Yesterday morning, I over did it. From time to time, I press my luck with the weight machines or distance on the trail. Sometimes I pay the price with sore muscles and joints for a day or two. I once heard a preacher say that he wished he could become physically fit by hiring a high school student at minimum wage to perform his exercises. This morning, I think that is an excellent idea.

Unfortunately, the world doesn’t work that way. Even if you hire a personal trainer or a financial advisor, you are the only one who can find financial freedom for yourself. It is primarily your effort and decisions that will ultimately create the outcome of your life. Dave Ramsey is fond of comparing our financial journey to a small boy riding a one speed bicycle up a long hill. Sometimes, he has to ride at an angle, back and forth across the street, because the hill is too steep for a direct frontal assault. Sometimes, he just has to get off the bike and walk it up the hill. If he persists, the time will come when he can coast down the hill, enjoying the fruits of his labor. This is a pretty good analogy, but the reality is both better and worse than the story.

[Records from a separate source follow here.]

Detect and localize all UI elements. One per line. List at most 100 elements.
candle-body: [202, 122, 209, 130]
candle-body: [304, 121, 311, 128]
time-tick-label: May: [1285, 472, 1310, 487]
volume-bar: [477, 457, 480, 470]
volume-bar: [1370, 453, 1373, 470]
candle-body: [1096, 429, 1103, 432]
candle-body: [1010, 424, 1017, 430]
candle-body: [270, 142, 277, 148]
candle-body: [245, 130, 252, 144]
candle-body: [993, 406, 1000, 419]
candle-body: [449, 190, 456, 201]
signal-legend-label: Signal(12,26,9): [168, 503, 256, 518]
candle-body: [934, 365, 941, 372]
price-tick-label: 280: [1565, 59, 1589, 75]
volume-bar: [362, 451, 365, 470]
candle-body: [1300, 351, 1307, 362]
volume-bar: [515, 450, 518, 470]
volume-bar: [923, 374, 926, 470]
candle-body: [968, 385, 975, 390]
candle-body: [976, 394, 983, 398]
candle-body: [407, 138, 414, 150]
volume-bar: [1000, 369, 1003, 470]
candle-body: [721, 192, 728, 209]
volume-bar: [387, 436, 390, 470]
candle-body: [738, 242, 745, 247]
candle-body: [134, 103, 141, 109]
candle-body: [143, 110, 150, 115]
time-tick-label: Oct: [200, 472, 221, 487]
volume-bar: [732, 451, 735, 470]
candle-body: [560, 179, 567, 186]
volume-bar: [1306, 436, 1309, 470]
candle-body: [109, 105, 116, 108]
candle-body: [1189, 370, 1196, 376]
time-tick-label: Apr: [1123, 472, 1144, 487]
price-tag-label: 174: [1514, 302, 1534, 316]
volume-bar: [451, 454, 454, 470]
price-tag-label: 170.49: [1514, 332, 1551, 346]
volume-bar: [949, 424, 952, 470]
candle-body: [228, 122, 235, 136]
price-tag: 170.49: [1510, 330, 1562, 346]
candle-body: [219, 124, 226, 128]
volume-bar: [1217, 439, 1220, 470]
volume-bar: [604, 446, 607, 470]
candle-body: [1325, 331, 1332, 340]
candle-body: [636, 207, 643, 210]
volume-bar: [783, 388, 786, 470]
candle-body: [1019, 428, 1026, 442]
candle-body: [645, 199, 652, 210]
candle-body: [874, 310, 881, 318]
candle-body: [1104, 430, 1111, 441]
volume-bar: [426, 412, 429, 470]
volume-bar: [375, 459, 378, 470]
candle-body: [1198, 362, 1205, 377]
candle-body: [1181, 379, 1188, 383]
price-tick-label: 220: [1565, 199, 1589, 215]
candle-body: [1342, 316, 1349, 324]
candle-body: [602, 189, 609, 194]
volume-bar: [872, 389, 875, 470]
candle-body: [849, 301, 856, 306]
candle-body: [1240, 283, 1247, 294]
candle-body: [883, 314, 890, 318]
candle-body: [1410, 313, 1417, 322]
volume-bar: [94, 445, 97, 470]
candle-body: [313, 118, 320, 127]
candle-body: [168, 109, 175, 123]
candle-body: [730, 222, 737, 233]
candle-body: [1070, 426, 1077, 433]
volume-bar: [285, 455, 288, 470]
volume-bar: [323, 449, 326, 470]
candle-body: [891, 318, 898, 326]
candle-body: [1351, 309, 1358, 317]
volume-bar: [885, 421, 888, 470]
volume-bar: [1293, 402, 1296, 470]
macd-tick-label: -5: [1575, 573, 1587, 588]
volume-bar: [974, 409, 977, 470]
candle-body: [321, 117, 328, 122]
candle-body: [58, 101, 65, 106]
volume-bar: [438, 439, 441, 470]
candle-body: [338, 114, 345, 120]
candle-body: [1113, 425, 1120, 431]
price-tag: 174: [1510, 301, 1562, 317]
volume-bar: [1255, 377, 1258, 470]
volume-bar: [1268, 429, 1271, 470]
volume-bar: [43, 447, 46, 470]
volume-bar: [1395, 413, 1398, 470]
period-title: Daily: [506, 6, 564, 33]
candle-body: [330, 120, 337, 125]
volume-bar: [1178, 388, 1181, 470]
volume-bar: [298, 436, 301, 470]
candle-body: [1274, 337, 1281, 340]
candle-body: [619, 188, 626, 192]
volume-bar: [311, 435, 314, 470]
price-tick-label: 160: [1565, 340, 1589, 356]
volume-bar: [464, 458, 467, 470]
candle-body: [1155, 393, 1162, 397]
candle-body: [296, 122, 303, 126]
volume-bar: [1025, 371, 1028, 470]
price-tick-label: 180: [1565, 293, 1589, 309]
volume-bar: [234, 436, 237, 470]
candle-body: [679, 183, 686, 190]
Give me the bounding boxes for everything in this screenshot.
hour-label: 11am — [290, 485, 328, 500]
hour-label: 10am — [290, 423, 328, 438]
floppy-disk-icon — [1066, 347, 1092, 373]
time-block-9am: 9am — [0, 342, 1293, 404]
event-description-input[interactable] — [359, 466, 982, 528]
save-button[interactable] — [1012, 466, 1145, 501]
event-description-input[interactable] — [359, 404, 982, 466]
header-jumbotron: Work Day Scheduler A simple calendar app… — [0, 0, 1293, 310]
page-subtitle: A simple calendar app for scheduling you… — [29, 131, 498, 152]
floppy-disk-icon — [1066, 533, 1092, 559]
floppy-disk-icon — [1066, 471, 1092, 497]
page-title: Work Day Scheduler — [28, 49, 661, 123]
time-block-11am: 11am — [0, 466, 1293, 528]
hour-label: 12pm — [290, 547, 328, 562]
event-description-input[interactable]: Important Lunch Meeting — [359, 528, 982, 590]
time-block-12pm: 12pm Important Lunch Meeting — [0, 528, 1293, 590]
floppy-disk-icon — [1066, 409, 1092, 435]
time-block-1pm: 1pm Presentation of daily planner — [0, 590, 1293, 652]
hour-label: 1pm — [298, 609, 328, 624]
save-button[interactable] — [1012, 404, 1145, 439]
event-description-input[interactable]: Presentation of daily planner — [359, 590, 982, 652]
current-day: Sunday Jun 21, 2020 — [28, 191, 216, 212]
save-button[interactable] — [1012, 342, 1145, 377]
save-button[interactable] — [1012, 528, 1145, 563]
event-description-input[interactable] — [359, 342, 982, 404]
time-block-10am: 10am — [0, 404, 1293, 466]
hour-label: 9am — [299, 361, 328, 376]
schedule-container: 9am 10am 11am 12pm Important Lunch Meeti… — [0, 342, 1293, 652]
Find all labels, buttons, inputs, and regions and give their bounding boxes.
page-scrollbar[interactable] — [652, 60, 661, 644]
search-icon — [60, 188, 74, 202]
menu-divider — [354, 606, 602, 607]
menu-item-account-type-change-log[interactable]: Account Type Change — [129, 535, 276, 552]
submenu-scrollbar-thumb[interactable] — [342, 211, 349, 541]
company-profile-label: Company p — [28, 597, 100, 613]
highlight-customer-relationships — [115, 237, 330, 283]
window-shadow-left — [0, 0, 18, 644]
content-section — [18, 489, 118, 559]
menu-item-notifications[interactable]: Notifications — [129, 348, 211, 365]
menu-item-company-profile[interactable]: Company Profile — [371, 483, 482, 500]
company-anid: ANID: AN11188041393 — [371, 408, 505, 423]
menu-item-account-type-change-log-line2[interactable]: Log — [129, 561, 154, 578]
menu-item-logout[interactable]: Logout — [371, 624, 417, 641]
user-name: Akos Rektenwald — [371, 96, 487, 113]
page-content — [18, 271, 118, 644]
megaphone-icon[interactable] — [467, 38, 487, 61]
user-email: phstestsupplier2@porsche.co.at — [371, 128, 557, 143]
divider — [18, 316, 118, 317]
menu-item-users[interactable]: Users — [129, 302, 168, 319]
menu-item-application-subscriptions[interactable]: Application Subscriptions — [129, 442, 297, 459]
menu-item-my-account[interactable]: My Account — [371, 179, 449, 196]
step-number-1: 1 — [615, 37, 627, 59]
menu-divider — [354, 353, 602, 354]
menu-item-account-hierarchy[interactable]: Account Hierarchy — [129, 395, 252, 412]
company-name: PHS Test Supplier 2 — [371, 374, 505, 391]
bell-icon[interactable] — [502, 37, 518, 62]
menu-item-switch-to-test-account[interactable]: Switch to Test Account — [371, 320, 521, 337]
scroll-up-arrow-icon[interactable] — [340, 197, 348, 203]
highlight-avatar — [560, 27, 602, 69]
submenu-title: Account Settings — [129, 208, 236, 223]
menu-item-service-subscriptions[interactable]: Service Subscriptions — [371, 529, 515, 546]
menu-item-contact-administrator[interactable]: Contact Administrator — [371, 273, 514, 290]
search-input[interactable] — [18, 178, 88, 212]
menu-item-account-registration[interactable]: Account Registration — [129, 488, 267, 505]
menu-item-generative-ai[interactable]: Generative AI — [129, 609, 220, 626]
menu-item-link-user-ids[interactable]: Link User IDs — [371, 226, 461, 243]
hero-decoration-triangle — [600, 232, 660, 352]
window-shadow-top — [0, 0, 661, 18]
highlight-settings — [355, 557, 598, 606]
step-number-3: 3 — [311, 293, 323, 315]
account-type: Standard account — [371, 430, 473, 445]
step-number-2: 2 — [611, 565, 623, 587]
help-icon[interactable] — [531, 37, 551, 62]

With a little luck, your one speed bicycle will someday become a motorcycle that generates its own fuel. If you try to ride down the hill, before starting up the hill, student loans, car notes, and credit cards will condemn you to years of debt slavery before you can break even.

Not everyone is born with the body of a Michael Jordan, but nobody, whatever their talent level outworked Michael Jordan, a man who said, “If you do the work, you get rewarded. There are no shortcuts in life.”

I remember listening to the story of a retired man who once worked in the same textile mill where I started my career. He never earned that much more than minimum wage, but he provided for his family, supported himself and his wife in retirement, and left a small legacy to his children. My own grandfather, a dustbowl farmer that just barely held on to his land during the depression, managed to leave a farm without a mortgage to each of his four children before his death. You don’t need the brain of a Warren Buffet to find financial freedom.

Money is funny stuff. Even if you are storing your money in Mason Jars and burying them in the Wooly Swamp, it is increasing or decreasing in value. Inflation, deflation, dividends, and interest are constantly changing the value of your stash. Albert Einstein stated that compound interest was the strongest force in the universe. While I expect this oft quoted statement was delivered with tongue firmly in cheek, nuclear fission and financial freedom both require a critical mass, enough money or fissionable material to produce a self-sustaining reaction.

“A critical mass is the smallest amount of fissile material needed for a sustained nuclear chain reaction. The critical mass of a fissionable material depends upon its nuclear properties (specifically, the nuclear fission cross-section), its density, its shape, its enrichment, its purity, its temperature, and its surroundings. The concept is important in nuclear weapon design.” Wiki

Like money, the nature of a nuclear reaction is defined by equations. Unfortunately, it is hard to quantify the effects of irrational human behavior on the price of objects of value until after the fact.

Even given our inability to predict the future of the economy,

Money In = Money Stored + Money Out

Mastering that equation is the work of a lifetime, but unlike physical exercise, the benefits of years of financial discipline won’t end with your death. The wise use of your money can not only provide blessings for yourself, your family, and others while you are alive, but those funds can continue to be a source of blessing for generations yet unborn.